Thirteen years on, it is perhaps not surprising that a government headed by two men who have spent a part of their working lives in public relations so clearly appreciates the need to prepare the ground before elaborating unpopular measures. Nor is it surprising, with the example of New Labour so fresh, that the coalition is going about it in a very different way. As the Chancellor, George Osborne, set out his intentions yesterday, the idea is for a "collective discussion" involving as many sectors and individuals as possible, to meet what he described as the "great national challenge of our generation" – getting Britain to live within its means.

Now it may be that ministers, from the Prime Minister down, are painting the financial situation in more apocalyptic colours than strictly necessary in the hope that the emergency Budget will be received with sighs of relief. But we cannot, and should not, bank on that. The figures for the country's indebtedness speak for themselves. If, as David Cameron said earlier this week, Britain stands to be paying £70bn in debt interest within five years, that is, as he said, "a terrible, terrible waste of money" and a liability to be shrunk as swiftly and substantially as possible. To this end, the coalition's new and thoroughly welcome themes are transparency and participation. Winding up the debate on the Queen's Speech in the Commons, Mr Osborne introduced the criteria the Government would use for establishing value for money and set out a timetable for what is being described as "a period of external engagement between the Government and all parts of society", and that includes the general public.

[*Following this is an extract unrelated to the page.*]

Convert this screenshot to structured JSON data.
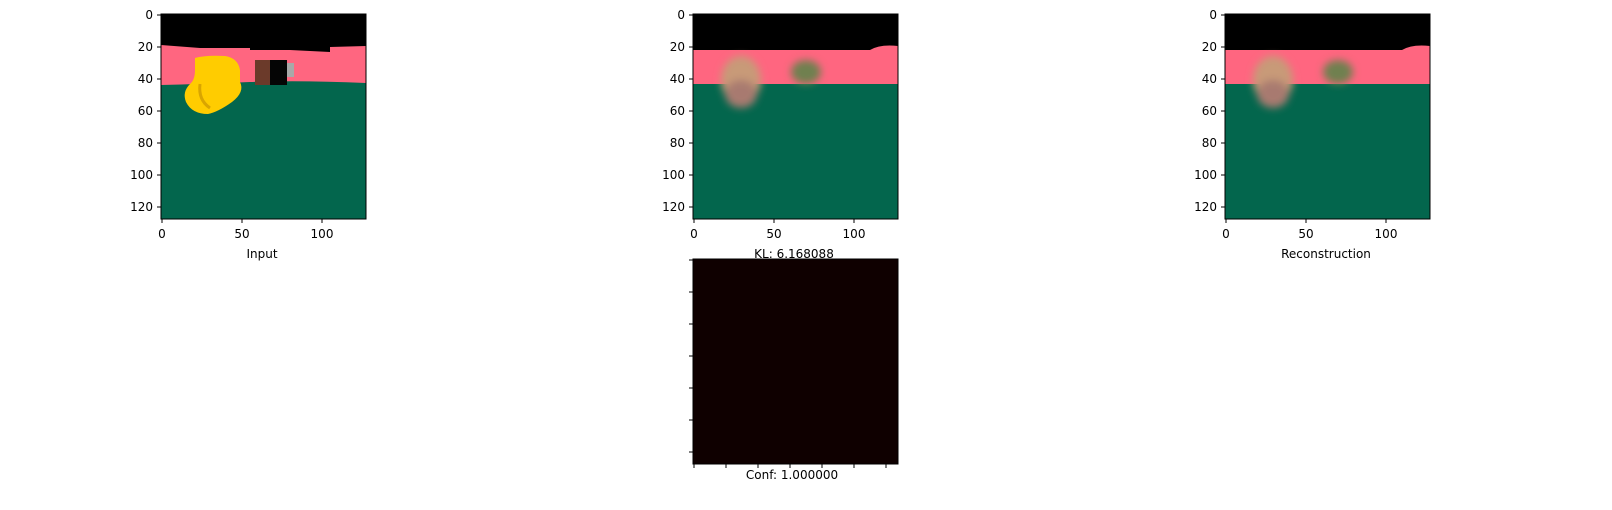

It is easy to be cynical about such efforts. Experience of broad consultation exercises suggests that they can soon descend into futility at one end of the scale, or become fig-leaves for politicians to slough off responsibility for difficult decisions at the other. And those who forecast that the consultation process could cost more money than it saves may in the end be vindicated. But the Government's stated desire to open up the process and harness as wide a constituency as possible to an evolving austerity drive designed almost as a national crusade does not deserve a knee-jerk rejection.

The Government has done at least some of its homework, studying how other countries, such as Canada, managed to slash their debts. And its apparent determination to reassess the justification for all aspects of public spending, rather than identifying familiar targets or trimming across the board, is promising and something only a new government can do. It is hard to escape the impression that at least some parts of government spending have become ritualised and flabby. The question that has to be answered is which.

There are, of course, risks in this approach. One – already evident from internet chat-rooms – is popular suspicion that the Chancellor's only purpose is to spread the blame and pass the buck. Another is that the "national discussion" could turn divisive, as one group tries to save itself at the expense of others. We hope these risks can be avoided. For while it is true that taking difficult decisions is what we elect governments for, those decisions will be far more palatable if the rationale for them is clear and the widest possible range of views has been heard. This is why it is in everyone's interests that, at least for now, Mr Osborne's invitation should be accepted in good faith.